Here is where the key to your success lies.

  1. Mailing Follow-up – Marketing experts agree that a consumer must see your name three times for it to register. Your first introduction was at the show. The second is by mail. What seems to be working with the present day consumer is POSTCARDS. No one can resist quickly reading a postcard, but many will not open an envelope if it looks like an advertisement. The front should have a color, glossy picture that explains your business. The back should include two very important items – an incentive and a deadline. It should be worded something like, “If you make a purchase or book us by such and such a date, you will receive such and such.” Your postcard now becomes a dated gift certificate. Experts say a consumer realizes that if she makes a decision in your favor by a certain date, she will receive some sort of deal. She will hang onto this card and look at it every day until the deadline. You will stagger your mailings each month with different deadline dates for when she should be thinking about your type of business. ie Mother’s Day, Christmas etc.

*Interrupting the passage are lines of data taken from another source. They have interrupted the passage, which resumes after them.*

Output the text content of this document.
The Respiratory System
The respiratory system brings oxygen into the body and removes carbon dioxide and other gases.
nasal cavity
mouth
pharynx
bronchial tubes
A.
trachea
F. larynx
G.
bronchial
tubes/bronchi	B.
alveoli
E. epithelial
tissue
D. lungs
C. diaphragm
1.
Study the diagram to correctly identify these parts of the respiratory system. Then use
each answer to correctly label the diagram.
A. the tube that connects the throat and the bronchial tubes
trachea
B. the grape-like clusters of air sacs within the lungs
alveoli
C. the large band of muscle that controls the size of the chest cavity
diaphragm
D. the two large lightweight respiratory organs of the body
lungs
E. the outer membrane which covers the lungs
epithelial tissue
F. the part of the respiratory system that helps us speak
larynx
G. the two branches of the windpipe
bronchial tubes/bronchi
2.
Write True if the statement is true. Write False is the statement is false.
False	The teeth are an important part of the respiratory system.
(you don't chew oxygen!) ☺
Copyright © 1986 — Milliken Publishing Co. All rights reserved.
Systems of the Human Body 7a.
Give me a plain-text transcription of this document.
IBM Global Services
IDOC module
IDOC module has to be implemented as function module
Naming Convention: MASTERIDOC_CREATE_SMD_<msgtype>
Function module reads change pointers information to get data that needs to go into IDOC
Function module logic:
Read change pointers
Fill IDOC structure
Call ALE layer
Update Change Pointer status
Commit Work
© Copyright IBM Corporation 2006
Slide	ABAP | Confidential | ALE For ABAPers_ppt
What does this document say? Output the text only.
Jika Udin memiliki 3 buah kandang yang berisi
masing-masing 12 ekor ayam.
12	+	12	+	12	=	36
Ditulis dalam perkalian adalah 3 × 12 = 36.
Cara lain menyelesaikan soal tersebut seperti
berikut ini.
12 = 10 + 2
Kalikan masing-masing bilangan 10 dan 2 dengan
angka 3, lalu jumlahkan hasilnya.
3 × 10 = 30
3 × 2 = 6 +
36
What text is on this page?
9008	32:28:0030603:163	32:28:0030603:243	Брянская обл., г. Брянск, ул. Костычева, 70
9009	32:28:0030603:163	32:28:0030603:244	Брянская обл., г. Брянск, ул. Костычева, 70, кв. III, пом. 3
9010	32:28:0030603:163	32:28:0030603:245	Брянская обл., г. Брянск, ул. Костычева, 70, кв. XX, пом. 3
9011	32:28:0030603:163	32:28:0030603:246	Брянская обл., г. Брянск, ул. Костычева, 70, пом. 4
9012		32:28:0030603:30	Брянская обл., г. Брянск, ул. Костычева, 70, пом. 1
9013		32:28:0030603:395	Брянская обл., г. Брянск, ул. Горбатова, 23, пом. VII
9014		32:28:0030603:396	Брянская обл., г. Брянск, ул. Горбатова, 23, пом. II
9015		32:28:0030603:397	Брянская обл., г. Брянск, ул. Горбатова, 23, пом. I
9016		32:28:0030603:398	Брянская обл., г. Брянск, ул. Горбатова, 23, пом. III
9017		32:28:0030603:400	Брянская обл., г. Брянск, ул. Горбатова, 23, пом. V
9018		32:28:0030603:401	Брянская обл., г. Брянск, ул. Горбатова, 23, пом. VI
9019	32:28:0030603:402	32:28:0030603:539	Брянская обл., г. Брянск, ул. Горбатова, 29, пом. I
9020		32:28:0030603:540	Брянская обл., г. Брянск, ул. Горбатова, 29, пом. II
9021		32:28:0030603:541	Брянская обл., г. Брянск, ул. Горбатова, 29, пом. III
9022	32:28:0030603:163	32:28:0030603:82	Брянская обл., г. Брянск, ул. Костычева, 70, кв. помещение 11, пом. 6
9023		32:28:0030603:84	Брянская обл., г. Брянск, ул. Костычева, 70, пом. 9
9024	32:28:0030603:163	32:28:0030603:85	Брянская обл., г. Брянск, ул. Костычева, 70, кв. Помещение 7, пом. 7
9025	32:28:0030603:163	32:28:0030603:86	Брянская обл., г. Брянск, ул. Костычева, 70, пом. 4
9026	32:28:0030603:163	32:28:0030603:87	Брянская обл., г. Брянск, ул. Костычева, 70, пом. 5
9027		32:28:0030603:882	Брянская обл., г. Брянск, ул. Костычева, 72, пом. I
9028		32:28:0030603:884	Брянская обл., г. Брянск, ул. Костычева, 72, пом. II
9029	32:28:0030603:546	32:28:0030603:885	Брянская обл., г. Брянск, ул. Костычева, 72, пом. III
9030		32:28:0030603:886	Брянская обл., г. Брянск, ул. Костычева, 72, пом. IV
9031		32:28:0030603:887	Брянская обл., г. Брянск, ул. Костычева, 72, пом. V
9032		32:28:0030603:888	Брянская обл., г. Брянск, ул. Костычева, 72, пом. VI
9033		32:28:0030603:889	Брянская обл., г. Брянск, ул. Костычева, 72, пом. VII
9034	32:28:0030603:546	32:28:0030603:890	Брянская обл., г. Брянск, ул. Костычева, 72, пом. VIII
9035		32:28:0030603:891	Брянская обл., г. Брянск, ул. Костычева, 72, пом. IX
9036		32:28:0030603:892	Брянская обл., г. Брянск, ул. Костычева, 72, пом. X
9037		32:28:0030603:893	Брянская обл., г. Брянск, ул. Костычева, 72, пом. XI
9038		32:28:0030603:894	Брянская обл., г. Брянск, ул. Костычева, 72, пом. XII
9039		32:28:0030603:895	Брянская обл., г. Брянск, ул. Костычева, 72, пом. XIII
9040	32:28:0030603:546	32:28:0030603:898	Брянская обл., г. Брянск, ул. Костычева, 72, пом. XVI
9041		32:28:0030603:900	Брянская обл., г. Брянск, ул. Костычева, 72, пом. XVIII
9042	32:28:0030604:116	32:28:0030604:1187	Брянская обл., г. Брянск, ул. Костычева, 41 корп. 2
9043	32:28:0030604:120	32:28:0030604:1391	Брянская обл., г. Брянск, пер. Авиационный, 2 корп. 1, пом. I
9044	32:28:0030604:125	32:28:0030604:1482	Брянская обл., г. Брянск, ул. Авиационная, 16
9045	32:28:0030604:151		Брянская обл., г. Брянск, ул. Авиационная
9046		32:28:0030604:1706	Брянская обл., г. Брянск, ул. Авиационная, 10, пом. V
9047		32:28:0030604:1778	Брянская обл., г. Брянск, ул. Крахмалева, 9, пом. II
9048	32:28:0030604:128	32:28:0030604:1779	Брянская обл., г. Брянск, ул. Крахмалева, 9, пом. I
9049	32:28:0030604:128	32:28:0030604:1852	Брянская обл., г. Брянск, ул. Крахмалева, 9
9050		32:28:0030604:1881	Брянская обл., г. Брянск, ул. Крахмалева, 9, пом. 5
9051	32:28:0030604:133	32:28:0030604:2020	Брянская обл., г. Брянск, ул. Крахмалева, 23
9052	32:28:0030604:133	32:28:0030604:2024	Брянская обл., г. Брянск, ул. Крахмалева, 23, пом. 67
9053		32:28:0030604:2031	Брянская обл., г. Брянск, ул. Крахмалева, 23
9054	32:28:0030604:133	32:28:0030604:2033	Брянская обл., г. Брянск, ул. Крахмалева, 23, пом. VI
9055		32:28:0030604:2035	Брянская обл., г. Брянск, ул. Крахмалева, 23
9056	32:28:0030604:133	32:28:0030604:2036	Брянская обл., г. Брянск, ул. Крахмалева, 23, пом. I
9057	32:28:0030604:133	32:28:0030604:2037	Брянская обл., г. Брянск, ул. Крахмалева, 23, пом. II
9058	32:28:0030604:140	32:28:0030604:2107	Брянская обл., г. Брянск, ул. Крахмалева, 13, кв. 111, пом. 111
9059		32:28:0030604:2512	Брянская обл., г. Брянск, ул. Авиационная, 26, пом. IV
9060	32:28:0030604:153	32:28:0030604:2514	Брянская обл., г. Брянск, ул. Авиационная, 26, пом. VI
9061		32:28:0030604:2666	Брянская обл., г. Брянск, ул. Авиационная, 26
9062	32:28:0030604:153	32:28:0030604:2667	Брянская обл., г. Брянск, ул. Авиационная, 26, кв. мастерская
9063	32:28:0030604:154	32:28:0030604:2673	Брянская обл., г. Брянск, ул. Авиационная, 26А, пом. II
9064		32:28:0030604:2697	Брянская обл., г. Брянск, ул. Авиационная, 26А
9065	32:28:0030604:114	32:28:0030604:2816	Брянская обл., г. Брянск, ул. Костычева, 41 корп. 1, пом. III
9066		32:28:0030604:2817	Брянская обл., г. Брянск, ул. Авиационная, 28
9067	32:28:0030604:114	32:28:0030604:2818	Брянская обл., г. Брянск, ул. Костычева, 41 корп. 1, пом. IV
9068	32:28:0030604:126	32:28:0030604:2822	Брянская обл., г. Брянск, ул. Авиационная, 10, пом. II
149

  2. Phone Call Follow-ups – Here is where your third contact comes in. I know this can be time consuming and you may be uncomfortable with the phone. Remember, the phone is your friend! This is one of the most productive sales techniques. THIS IS NOT COLD CALLING. These customers willingly sought you out at the show, willingly provided their phone number. This is a follow-up and you will accomplish several things by making the call. First, when you get the customer on the phone, you may find out she never even saw your catalog or she wanted to chat and didn’t have the opportunity. If you mailed something, you may find out she still lives with roommates and your card was tossed out. We never know what someone else’s circumstances are. Now is your chance to explain the incentive program, offer her your available dates to host or even explain the business. Ask open-ended questions to engage her. You may not have a sale or a booking right then, but that doesn’t mean not ever.   End the call with, “Mary, can I ask your advice on something? I am working on a marketing strategy for my business. What could I have said, done or offered you where you would have wanted book with me?” (You can adjust this question to match the situation)   Whatever “Mary” says is worth its weight in gold, everyone has an opinion and this is a great resource for you and your business. Wouldn’t you rather have better tools than scratch your head and wonder why a customer didn’t buy from you, book with you etc? Marketing firms are hired every day to extract such information from people. The information you obtain from the customer will probably cause you to change your verbiage or the way you are otherwise presenting you company. For example, when a hotel builds in an inconvenient, out of the way location, what is the first thing they offer in their advertisements? Free Shuttle Service! They have determined the objection and overcame it. Your responsibility is to build a relationship of trust by meeting the customers needs. The solution is not to keep seeing multitudes of customers, but closing more deals from the customers you see and building a solid customer base.